En second lieu, l’enjeu de la régulation devrait être débattue à l’aune des nouvelles réalités sociales et économiques agricoles. Or, le malheur de ce type de législation interventionniste est d’arriver à maturité techniquement à l’heure où sa légitimité a tragiquement décru. Comment répartir la terre entre le plus grand nombre lorsque la taille des exploitations ne fait qu’augmenter et que la population des actifs agricoles ne cesse de diminuer ?  De ce point de vue, le fossé se creuse, année après année, entre ce droit impératif et les faits. Faut-il pour autant que l’Etat occulte ce sujet ? Entre le droit et les faits, c’est un peu l’éternelle histoire de la poule et de l’œuf.
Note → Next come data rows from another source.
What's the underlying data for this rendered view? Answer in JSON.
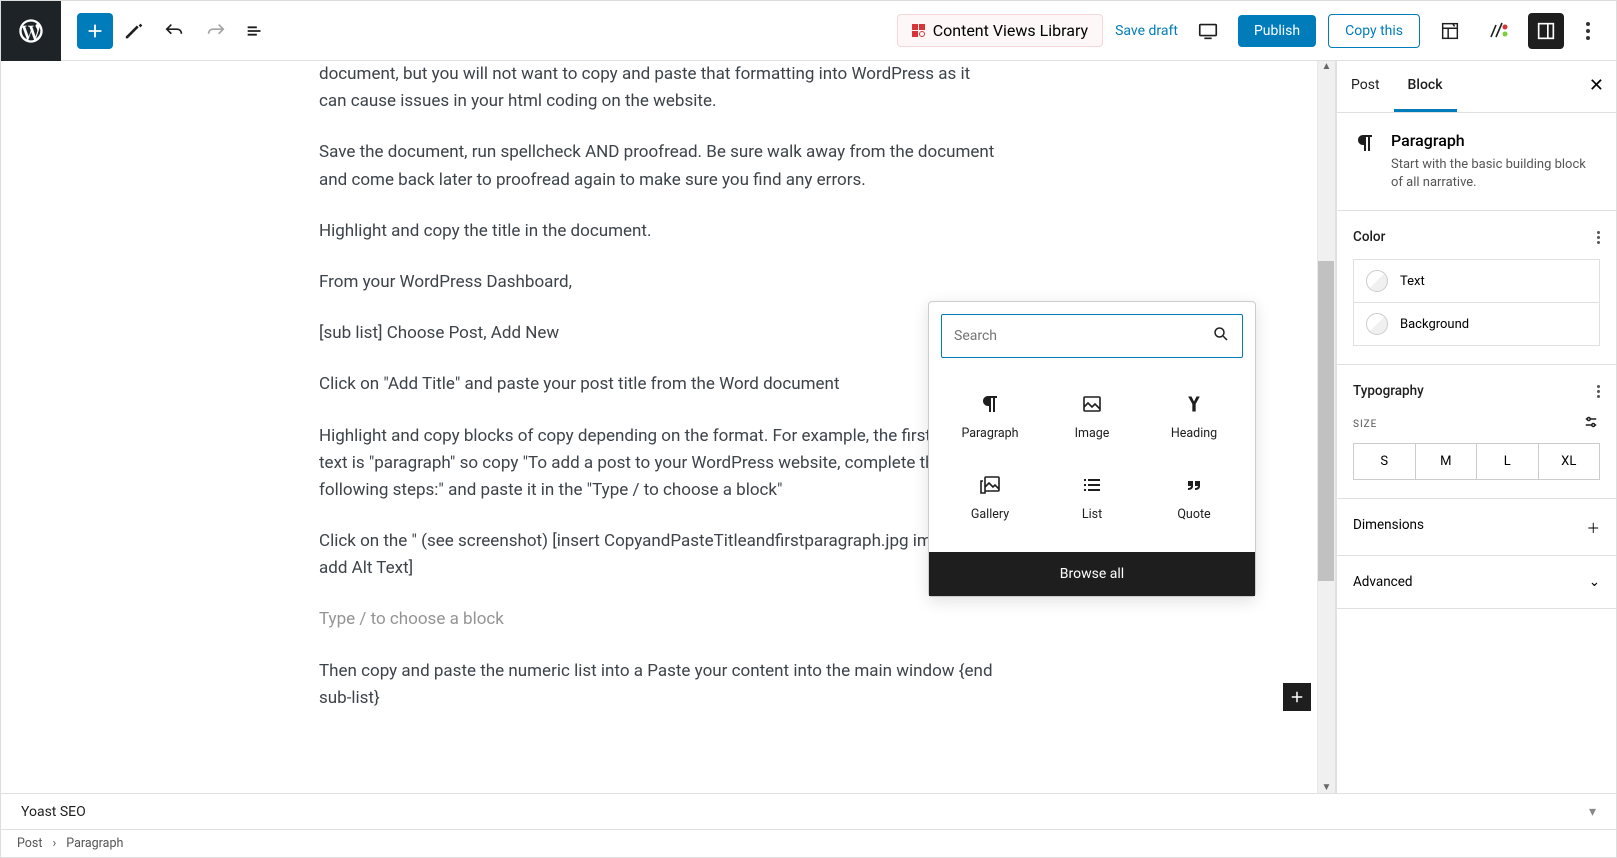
{
  "toolbar": {
    "cvlib": "Content Views Library",
    "save_draft": "Save draft",
    "publish": "Publish",
    "copy_this": "Copy this"
  },
  "content": {
    "p0": "document, but you will not want to copy and paste that formatting into WordPress as it can cause issues in your html coding on the website.",
    "p1": "Save the document, run spellcheck AND proofread. Be sure walk away from the document and come back later to proofread again to make sure you find any errors.",
    "p2": "Highlight and copy the title in the document.",
    "p3": "From your WordPress Dashboard,",
    "p4": "[sub list] Choose Post, Add New",
    "p5": "Click on \"Add Title\" and paste your post title from the Word document",
    "p6": "Highlight and copy blocks of copy depending on the format. For example, the first line of text is \"paragraph\" so copy \"To add a post to your WordPress website, complete the following steps:\" and paste it in the \"Type / to choose a block\"",
    "p7": "Click on the \" (see screenshot) [insert CopyandPasteTitleandfirstparagraph.jpg image and add Alt Text]",
    "p8_placeholder": "Type / to choose a block",
    "p9": "Then copy and paste the numeric list into a Paste your content into the main window {end sub-list}"
  },
  "inserter": {
    "search_placeholder": "Search",
    "blocks": {
      "paragraph": "Paragraph",
      "image": "Image",
      "heading": "Heading",
      "gallery": "Gallery",
      "list": "List",
      "quote": "Quote"
    },
    "browse_all": "Browse all"
  },
  "sidebar": {
    "tabs": {
      "post": "Post",
      "block": "Block"
    },
    "block_name": "Paragraph",
    "block_desc": "Start with the basic building block of all narrative.",
    "panels": {
      "color": "Color",
      "color_text": "Text",
      "color_bg": "Background",
      "typography": "Typography",
      "dimensions": "Dimensions",
      "advanced": "Advanced",
      "size_label": "SIZE"
    },
    "sizes": {
      "s": "S",
      "m": "M",
      "l": "L",
      "xl": "XL"
    }
  },
  "footer": {
    "yoast": "Yoast SEO",
    "breadcrumb_root": "Post",
    "breadcrumb_leaf": "Paragraph"
  }
}
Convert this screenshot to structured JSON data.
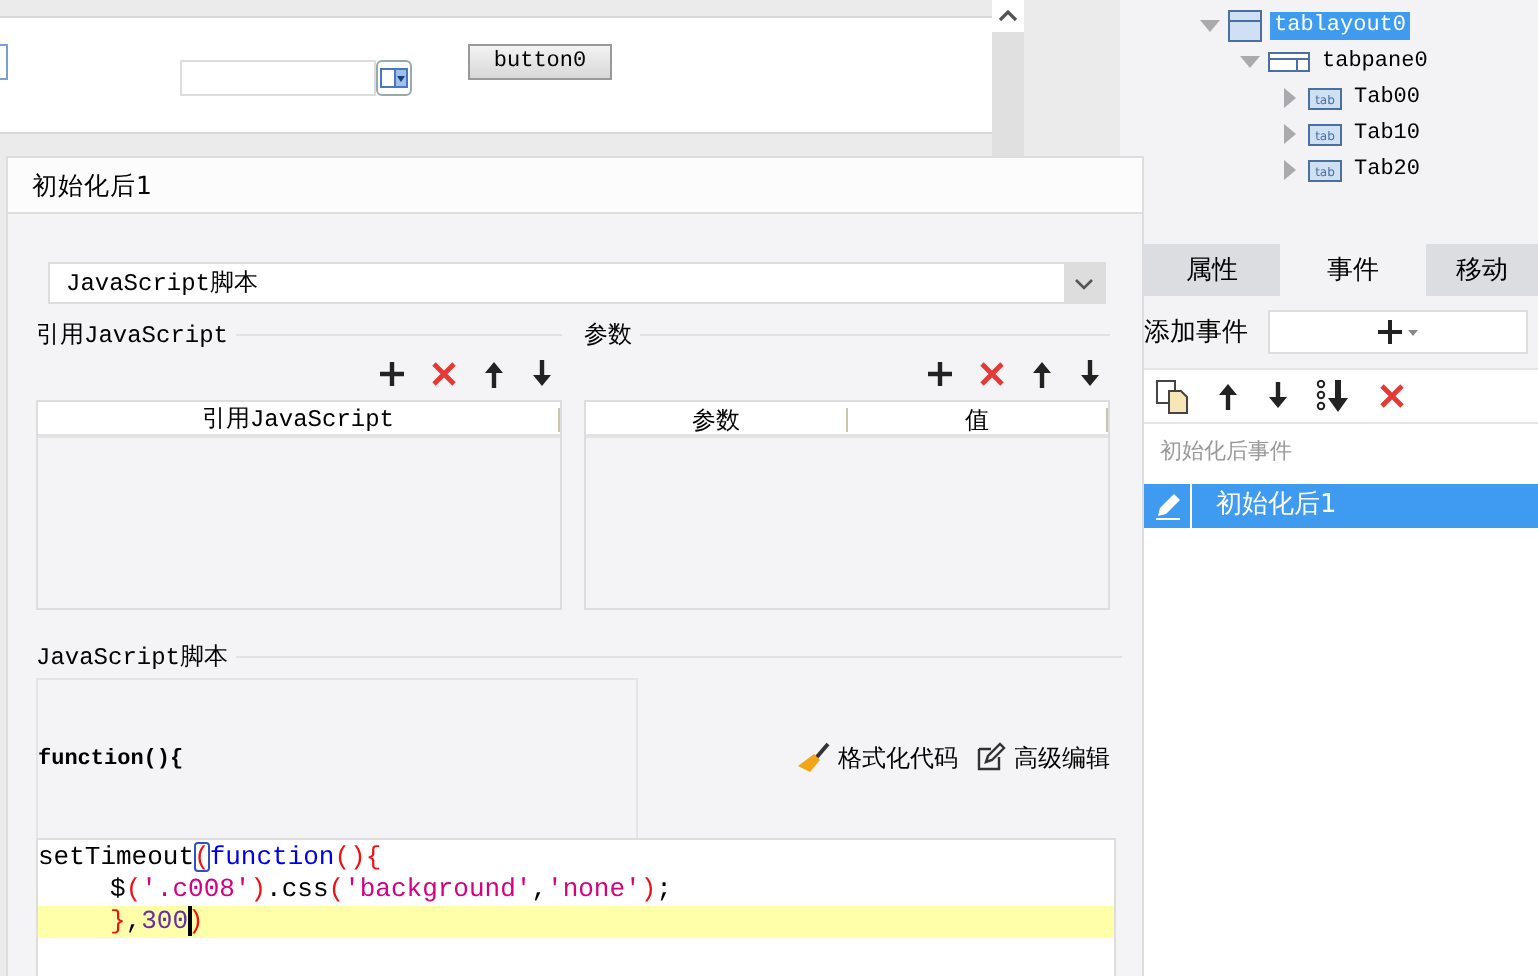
{
  "canvas": {
    "button": "button0"
  },
  "tree": [
    {
      "label": "tablayout0",
      "kind": "layout",
      "selected": true,
      "expanded": true,
      "children": [
        {
          "label": "tabpane0",
          "kind": "pane",
          "selected": false,
          "expanded": true,
          "children": [
            {
              "label": "Tab00",
              "kind": "tab",
              "selected": false,
              "expanded": false
            },
            {
              "label": "Tab10",
              "kind": "tab",
              "selected": false,
              "expanded": false
            },
            {
              "label": "Tab20",
              "kind": "tab",
              "selected": false,
              "expanded": false
            }
          ]
        }
      ]
    }
  ],
  "panel": {
    "tabs": [
      {
        "label": "属性",
        "selected": false
      },
      {
        "label": "事件",
        "selected": true
      },
      {
        "label": "移动",
        "selected": false
      }
    ],
    "add_event_label": "添加事件",
    "events_heading": "初始化后事件",
    "events": [
      {
        "label": "初始化后1",
        "selected": true
      }
    ]
  },
  "dialog": {
    "title": "初始化后1",
    "script_type": "JavaScript脚本",
    "references": {
      "title": "引用JavaScript",
      "columns": [
        "引用JavaScript"
      ]
    },
    "parameters": {
      "title": "参数",
      "columns": [
        "参数",
        "值"
      ]
    },
    "script": {
      "title": "JavaScript脚本",
      "header": "function(){",
      "actions": [
        {
          "label": "格式化代码",
          "kind": "format"
        },
        {
          "label": "高级编辑",
          "kind": "edit"
        }
      ],
      "lines": [
        {
          "current": false,
          "tokens": [
            {
              "kind": "plain",
              "text": "setTimeout"
            },
            {
              "kind": "bracket",
              "text": "(",
              "matched": true
            },
            {
              "kind": "keyword",
              "text": "function"
            },
            {
              "kind": "bracket",
              "text": "(){"
            }
          ]
        },
        {
          "current": false,
          "indent": true,
          "tokens": [
            {
              "kind": "plain",
              "text": "$"
            },
            {
              "kind": "bracket",
              "text": "("
            },
            {
              "kind": "string",
              "text": "'.c008'"
            },
            {
              "kind": "bracket",
              "text": ")"
            },
            {
              "kind": "plain",
              "text": ".css"
            },
            {
              "kind": "bracket",
              "text": "("
            },
            {
              "kind": "string",
              "text": "'background'"
            },
            {
              "kind": "plain",
              "text": ","
            },
            {
              "kind": "string",
              "text": "'none'"
            },
            {
              "kind": "bracket",
              "text": ")"
            },
            {
              "kind": "plain",
              "text": ";"
            }
          ]
        },
        {
          "current": true,
          "indent": true,
          "tokens": [
            {
              "kind": "bracket",
              "text": "}"
            },
            {
              "kind": "plain",
              "text": ","
            },
            {
              "kind": "number",
              "text": "300"
            },
            {
              "kind": "bracket",
              "text": ")",
              "cursor": true
            }
          ]
        }
      ]
    }
  }
}
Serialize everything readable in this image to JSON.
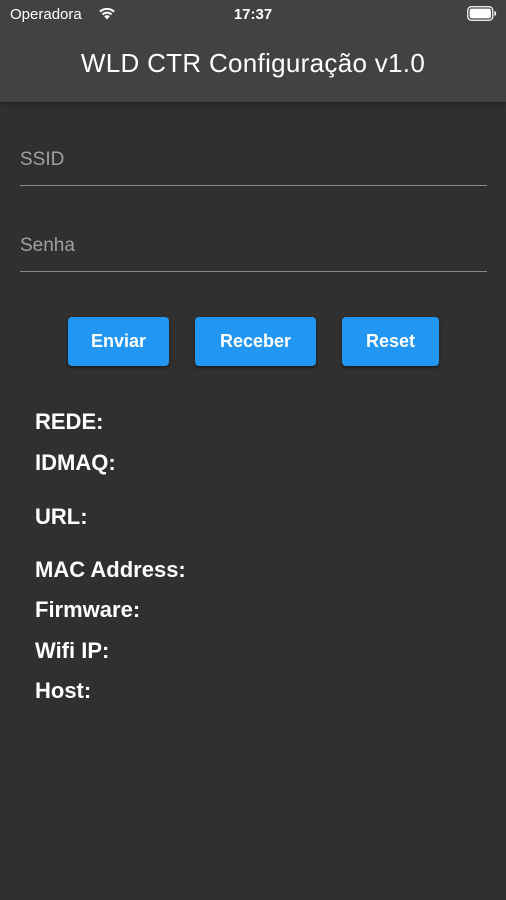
{
  "status_bar": {
    "carrier": "Operadora",
    "time": "17:37",
    "wifi_icon": "wifi-icon",
    "battery_icon": "battery-full-icon"
  },
  "app_bar": {
    "title": "WLD CTR Configuração v1.0"
  },
  "form": {
    "ssid": {
      "placeholder": "SSID",
      "value": ""
    },
    "senha": {
      "placeholder": "Senha",
      "value": ""
    }
  },
  "buttons": {
    "enviar": "Enviar",
    "receber": "Receber",
    "reset": "Reset"
  },
  "info": {
    "rede": "REDE:",
    "idmaq": "IDMAQ:",
    "url": "URL:",
    "mac": "MAC Address:",
    "firmware": "Firmware:",
    "wifi_ip": "Wifi IP:",
    "host": "Host:"
  },
  "colors": {
    "background": "#303030",
    "app_bar": "#424242",
    "button": "#2196f3",
    "text": "#ffffff",
    "placeholder": "#a0a0a0"
  }
}
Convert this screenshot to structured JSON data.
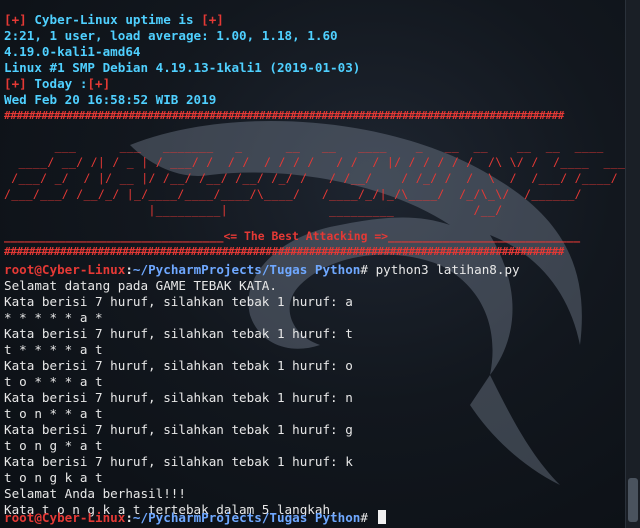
{
  "motd": {
    "uptime_prefix": "[+]",
    "uptime_title": " Cyber-Linux uptime is ",
    "uptime_suffix": "[+]",
    "uptime_value": "2:21, 1 user, load average: 1.00, 1.18, 1.60",
    "kernel": "4.19.0-kali1-amd64",
    "os_version": "Linux #1 SMP Debian 4.19.13-1kali1 (2019-01-03)",
    "today_prefix": "[+]",
    "today_title": " Today :",
    "today_suffix": "[+]",
    "date": "Wed Feb 20 16:58:52 WIB 2019",
    "hash_line": "##########################################################################################"
  },
  "banner": {
    "art": [
      "       ___      ___   _______   _      __   __   ____    _   __  __    __  __  ____",
      "  ____/ __/ /| / _ | / ___/ /  / /  / / / /   / /  / |/ / / / / /  /\\ \\/ /  /____  ______",
      " /___/ _/  / |/ __ |/ /__/ /__/ /__/ /_/ /   / /__/    / /_/ /  /  \\  /  /___/ /____/",
      "/___/___/ /__/_/ |_/____/____/____/\\____/   /____/_/|_/\\____/  /_/\\_\\/  /______/",
      "                    |_________|              _________           /__/"
    ],
    "tagline": "________________________________<= The Best Attacking =>____________________________"
  },
  "terminal": {
    "prompt_user": "root@Cyber-Linux",
    "prompt_sep": ":",
    "prompt_path": "~/PycharmProjects/Tugas Python",
    "prompt_symbol": "# ",
    "command": "python3 latihan8.py",
    "output": [
      "Selamat datang pada GAME TEBAK KATA.",
      "Kata berisi 7 huruf, silahkan tebak 1 huruf: a",
      "* * * * * a *",
      "Kata berisi 7 huruf, silahkan tebak 1 huruf: t",
      "t * * * * a t",
      "Kata berisi 7 huruf, silahkan tebak 1 huruf: o",
      "t o * * * a t",
      "Kata berisi 7 huruf, silahkan tebak 1 huruf: n",
      "t o n * * a t",
      "Kata berisi 7 huruf, silahkan tebak 1 huruf: g",
      "t o n g * a t",
      "Kata berisi 7 huruf, silahkan tebak 1 huruf: k",
      "t o n g k a t",
      "Selamat Anda berhasil!!!",
      "Kata t o n g k a t tertebak dalam 5 langkah."
    ]
  },
  "colors": {
    "accent_red": "#e53935",
    "accent_cyan": "#4fd0ff",
    "path_blue": "#6fa8ff",
    "background": "#0d1117"
  }
}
Les thuriféraires de la liberté hurleront qu’il serait préférable de renoncer car la régulation sur une coquille vide prend les traits d’une administration kafkaïenne devenue étouffante pour les agriculteurs qui courageusement restent… ; les laudateurs de la structuration agricole vociféreront qu’il est nécessaire d’agir car c’est l’absence de droit qui a conduit à cet état de fait. Mais si l’enjeu véritable est celui du renouvellement des générations en agriculture, si l’urgence est d’inverser la courbe des actifs agricoles, ne faut-il pas songer à d’autres réformes comme celle portant sur le statut du fermage (75 %de la SAU est exploitée en faire valoir indirect) qui interdit toujours à un preneur partant de céder son droit au bail à une personne extérieure à la famille à moins d’obtenir l’accord de l’intégralité de ses bailleurs pour résilier les baux en cours et en conclure de nouveaux. Qu’un seul être vous manque et c’est l’exploitation qui risque d’être démantelée.

Enfin et surtout, la proposition de loi ne passe-t-elle pas à côté des autres enjeux de la politique foncière agricole du XXIème siècle ? Pour des raisons principalement liées à l’environnement et à la santé publique, la société appelle de ses vœux une préservation des sols agricoles en quantité (lutte contre l’artificialisation des sols) et en qualité (contrôle de l’usage des sols). Elle est sans doute prête à financer encore davantage les agriculteurs vertueux au détriment d’une agriculture intensive qu’elle rejette, peut-être un peu hâtivement, en bloc. En conservant le logiciel des débuts de la Vème République, le texte apparaît, de prime abord, quelque peu anachronique. Mais à lire entre les lignes, l’observateur attentif relèvera qu’au stade de l’instruction de la demande, la SAFER doit notamment apprécier si le projet est de nature à contribuer « au développement du territoire ou à la diversité de ses systèmes de production au regard, en particulier, des emplois créés et des performances économiques, sociales et environnementales qu’elle présente » (C. rur., art. L. 333-3). De même, est-il annoncé que les engagements du cahier des charges qui seront systématiquement joints à l’acte de cession de parts seront définis par décret en Conseil d’État…Il faudra attendre la partie réglementaire pour mesurer pleinement la portée culturale de la loi et attendre sa mise en œuvre par les SAFER elles-mêmes pour en apprécier les effets.